Out-Law Analysis | 27 May 2010 | 2:47 pm | 4 min. read
The Office of Fair Trading is the Government's consumer and competition authority. That it sees no need for Government regulation in behavioural advertising is great news for online publishers and advertisers. In my view, that is good for consumers too, because it helps to keep content free.
The biggest change demanded in the report is that ads selected according to someone's browsing behaviour should be labelled. That's a sensible step, and one that UK trade body the Internet Advertising Bureau (IAB) was taking already.
What surprised me more was another, less significant feature of the report: the OFT says that viewing a website is a transactional decision for the purposes of the Consumer Protection (Unfair Trading) Regulations, known as the CPRs.
The CPRs came into force in 2008. They say that if a consumer changes its mind in relation to a transaction as a result of misinformation or lack of information, there can be an offence, punishable by anything up to two years in prison for the directors of the company.
The report says:
"The OFT interprets transactional decision widely and believes it encompasses, for example, the decision to view a website. So not informing a consumer about the collection of information about their browsing behaviour could breach the CPRs if that knowledge would have altered their behaviour, perhaps by dissuading them from visiting that website."
The OFT is not just saying that its worried about information or a lack of information influencing a decision to buy something on a website; it's talking about it influencing a decision just to visit a site, whether the site sells things or not.
In my view, this goes further than the CPRs intended. The CPRs define "transactional decision" but the definition is focused, as you might expect, on transactions.
Here's what you find in the CPRs:
“transactional decision” means any decision taken by a consumer, whether it is to act or to refrain from acting, concerning—
(a) whether, how and on what terms to purchase, make payment in whole or in part for, retain or dispose of a product; or
(b) whether, how and on what terms to exercise a contractual right in relation to a product.
I don't see how that can be interpreted to include a decision to view a website, especially if the site isn't selling anything.

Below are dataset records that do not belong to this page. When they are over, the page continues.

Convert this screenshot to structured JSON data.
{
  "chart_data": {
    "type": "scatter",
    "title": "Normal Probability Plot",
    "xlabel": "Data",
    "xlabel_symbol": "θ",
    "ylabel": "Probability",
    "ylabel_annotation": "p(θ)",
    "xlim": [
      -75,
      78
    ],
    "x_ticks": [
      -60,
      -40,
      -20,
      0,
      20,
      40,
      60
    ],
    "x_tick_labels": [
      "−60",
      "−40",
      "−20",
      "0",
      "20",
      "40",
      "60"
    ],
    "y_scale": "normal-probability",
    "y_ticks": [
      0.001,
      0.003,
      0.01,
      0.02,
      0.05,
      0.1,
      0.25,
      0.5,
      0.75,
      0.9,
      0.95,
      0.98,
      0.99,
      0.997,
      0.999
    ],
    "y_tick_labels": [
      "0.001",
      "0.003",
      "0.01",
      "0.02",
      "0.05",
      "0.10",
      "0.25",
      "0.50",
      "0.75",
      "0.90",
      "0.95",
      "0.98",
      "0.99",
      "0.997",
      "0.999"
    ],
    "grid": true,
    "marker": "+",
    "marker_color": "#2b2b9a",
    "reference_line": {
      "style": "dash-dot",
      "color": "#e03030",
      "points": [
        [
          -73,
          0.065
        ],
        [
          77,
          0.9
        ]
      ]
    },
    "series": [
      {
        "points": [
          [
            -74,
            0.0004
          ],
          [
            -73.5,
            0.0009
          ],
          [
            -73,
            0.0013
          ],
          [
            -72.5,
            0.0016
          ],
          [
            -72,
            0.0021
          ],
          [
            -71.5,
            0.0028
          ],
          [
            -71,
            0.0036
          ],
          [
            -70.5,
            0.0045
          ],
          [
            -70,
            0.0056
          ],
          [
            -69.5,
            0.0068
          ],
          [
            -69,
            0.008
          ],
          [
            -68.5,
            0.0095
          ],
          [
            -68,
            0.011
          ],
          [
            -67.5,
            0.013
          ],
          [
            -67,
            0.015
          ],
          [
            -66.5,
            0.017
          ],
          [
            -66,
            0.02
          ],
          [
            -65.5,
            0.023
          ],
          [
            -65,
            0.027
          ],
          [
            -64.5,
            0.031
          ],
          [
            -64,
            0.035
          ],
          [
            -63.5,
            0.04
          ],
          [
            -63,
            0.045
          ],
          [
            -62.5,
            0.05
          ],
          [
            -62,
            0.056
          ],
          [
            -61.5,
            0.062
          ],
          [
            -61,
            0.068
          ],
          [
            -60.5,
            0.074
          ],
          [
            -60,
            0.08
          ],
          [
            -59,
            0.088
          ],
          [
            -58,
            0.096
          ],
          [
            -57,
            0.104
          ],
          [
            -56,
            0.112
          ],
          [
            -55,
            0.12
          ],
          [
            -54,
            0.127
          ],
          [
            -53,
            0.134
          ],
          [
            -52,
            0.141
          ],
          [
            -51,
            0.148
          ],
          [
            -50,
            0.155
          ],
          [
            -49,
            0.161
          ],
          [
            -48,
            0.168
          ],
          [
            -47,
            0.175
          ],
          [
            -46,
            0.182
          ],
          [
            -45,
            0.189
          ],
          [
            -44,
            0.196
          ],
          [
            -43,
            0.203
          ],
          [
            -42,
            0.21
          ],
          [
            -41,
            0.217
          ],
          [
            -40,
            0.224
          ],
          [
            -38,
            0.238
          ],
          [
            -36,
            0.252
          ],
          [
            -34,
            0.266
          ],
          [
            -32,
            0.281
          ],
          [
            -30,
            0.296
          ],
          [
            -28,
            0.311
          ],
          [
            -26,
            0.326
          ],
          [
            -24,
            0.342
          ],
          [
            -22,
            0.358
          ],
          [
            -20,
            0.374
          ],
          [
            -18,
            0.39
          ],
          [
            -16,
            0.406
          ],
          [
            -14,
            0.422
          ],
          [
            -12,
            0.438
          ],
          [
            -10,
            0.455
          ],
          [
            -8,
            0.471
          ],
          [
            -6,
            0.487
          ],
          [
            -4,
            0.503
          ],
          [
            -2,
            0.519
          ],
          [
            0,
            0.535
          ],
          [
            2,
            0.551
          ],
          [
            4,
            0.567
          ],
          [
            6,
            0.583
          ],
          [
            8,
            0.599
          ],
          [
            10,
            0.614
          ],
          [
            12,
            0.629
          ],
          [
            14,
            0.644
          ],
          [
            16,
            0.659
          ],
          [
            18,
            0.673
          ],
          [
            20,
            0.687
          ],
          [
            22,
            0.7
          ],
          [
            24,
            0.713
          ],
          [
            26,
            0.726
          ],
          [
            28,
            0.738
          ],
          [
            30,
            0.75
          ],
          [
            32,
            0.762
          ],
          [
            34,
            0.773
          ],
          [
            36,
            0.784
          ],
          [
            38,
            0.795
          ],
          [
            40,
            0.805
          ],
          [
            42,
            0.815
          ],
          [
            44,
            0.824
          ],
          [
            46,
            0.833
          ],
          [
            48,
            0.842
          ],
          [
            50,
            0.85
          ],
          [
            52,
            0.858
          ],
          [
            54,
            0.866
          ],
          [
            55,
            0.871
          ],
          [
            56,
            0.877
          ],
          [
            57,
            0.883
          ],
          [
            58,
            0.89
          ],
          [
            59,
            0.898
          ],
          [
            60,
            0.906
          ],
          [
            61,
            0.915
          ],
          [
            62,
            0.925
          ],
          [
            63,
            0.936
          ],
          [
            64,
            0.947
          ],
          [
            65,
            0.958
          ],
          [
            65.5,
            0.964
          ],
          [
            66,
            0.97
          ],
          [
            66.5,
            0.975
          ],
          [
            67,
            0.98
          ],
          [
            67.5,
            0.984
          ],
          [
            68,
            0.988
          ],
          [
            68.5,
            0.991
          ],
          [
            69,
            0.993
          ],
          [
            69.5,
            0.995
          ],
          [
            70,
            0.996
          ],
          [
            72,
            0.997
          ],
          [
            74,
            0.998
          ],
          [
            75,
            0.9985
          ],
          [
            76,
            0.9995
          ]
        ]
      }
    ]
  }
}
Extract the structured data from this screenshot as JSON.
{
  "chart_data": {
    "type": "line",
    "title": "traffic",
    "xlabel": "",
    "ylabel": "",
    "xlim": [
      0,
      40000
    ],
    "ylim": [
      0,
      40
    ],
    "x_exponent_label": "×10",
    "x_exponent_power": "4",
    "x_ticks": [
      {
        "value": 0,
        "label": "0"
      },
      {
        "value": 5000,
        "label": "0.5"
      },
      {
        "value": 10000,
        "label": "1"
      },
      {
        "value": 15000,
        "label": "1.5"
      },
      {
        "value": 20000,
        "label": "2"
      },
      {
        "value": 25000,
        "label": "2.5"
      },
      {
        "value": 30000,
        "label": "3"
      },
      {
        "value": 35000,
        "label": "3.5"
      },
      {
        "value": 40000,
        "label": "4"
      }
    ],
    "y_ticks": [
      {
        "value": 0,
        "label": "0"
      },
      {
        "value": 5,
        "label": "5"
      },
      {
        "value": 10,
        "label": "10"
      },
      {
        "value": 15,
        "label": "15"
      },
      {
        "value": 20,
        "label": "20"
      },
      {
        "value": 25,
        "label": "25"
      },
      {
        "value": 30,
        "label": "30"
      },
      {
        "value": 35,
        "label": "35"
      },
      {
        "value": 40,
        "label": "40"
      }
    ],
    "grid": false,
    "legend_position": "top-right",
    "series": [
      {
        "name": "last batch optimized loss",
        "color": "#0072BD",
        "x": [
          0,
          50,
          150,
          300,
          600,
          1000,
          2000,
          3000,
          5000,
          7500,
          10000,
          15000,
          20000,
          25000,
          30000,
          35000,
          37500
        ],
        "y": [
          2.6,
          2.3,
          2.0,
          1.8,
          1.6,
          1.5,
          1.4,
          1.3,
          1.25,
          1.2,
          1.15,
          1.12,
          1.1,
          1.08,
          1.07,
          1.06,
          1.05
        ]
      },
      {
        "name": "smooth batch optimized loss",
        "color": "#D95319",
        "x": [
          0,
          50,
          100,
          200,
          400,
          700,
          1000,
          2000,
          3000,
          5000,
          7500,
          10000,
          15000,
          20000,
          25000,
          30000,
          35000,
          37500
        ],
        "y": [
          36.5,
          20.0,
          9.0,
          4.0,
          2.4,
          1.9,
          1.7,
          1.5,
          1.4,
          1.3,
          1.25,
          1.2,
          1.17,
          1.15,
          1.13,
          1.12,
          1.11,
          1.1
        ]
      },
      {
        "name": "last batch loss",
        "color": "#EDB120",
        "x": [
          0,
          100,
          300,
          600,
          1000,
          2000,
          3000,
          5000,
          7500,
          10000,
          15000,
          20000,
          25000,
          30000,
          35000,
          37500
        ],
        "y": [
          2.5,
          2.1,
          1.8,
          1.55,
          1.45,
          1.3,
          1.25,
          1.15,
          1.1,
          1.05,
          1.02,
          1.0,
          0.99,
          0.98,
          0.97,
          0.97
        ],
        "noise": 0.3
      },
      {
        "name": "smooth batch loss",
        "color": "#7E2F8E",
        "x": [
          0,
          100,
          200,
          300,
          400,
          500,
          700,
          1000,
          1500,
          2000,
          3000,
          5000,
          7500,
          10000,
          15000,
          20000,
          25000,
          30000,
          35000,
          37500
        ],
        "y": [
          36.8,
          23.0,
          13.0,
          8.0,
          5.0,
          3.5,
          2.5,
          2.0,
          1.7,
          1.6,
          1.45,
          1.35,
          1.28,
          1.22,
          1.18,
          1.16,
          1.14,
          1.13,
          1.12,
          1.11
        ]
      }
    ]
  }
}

Only a court can decide for sure, but still, the fact that the OFT has taken this view is noteworthy. Will it influence OFT policy in other areas, beyond behavioural advertising? At this stage, we don't know.
Does this mean that sites failing to label their behavioural ads – i.e. most big websites – are presently breaching the CPRs in the view of the OFT? Apparently not.
The report suggests that to hide a profiling disclosure in a privacy statement could breach the CPRs "if consumers would have taken a different decision, such as visiting or buying from other websites, had they known about it." But the OFT stops short of alleging a massive breach of the CPRs because most people, according to its research, are not upset by unlabelled behavioural ads.
Its report says:
"At present, with the exception of behavioural advertising via DPI [Deep Packet Inspection – which nobody is doing at present in the UK], it is not clear that information on behavioural advertising will result in consumers changing their behaviour. Current practices may not, therefore, breach the CPRs, although each case would have to be assessed according to facts, particularly if practices develop further in future."
So consumer attitudes were key to its findings. The OFT's research found that only 28% of consumers dislike behavioural advertising. The outcome could have been very different: other recent studies reported very different attitudes. They put the figure at 38%, 46% and 84% respectively.
Clearly the wording of the questions asked will influence results. Asking "Do you want more relevant ads?" will elicit different answers from "Do you want to be secretly tracked by advertisers?" But on the face of it, the four studies asked questions more similar than their results would suggest.
The OFT elicited the lowest figure when it asked: "On balance, to what extent do you think that online targeted advertising is a good or bad thing for internet users such as yourself?" (28% said 'Fairly Bad' or 'Very Bad')
Consumer group Which? ran its own study of over 1,400 people and reported this month that 38% of respondents "are uncomfortable with websites showing them adverts relevant to their assumed interests, based on the websites their computer has visited."
The Future of Privacy Forum asked over 2,600 US users: "How comfortable are you with information about the websites you visit across the Internet being used to decide what ads you see?” (46% said 'Very Uncomfortable' or 'Uncomfortable'.)
A group of US university researchers asked 1,000 US users: "Please tell me whether or not you want the websites you visit to show you ads that are tailored to your interests" and calculated an 84% objection rate.
Who you ask and the context of the question will also be relevant. I think it's safe to conclude that some people don't like behavioural advertising but there is no consensus on how many. Fortuitously, though, this fickle question was answered in the OFT study in a way that, coupled with its interpretation of the CPRs, avoids regulatory interference with the UK market, at least for now.
So the UK industry must now hope that Europe takes a similar approach. Last year the European Union's then-Consumer Affairs Commissioner said that she, too, would monitor behavioural advertising.
"If we fail to see an adequate response to consumers’ concerns on the issue of data collection and profiling, as a regulator, we will not shy away from our duties nor wait for a cataclysm to wake us up," warned Meglena Kuneva.
I'm guessing that means more statistics are coming.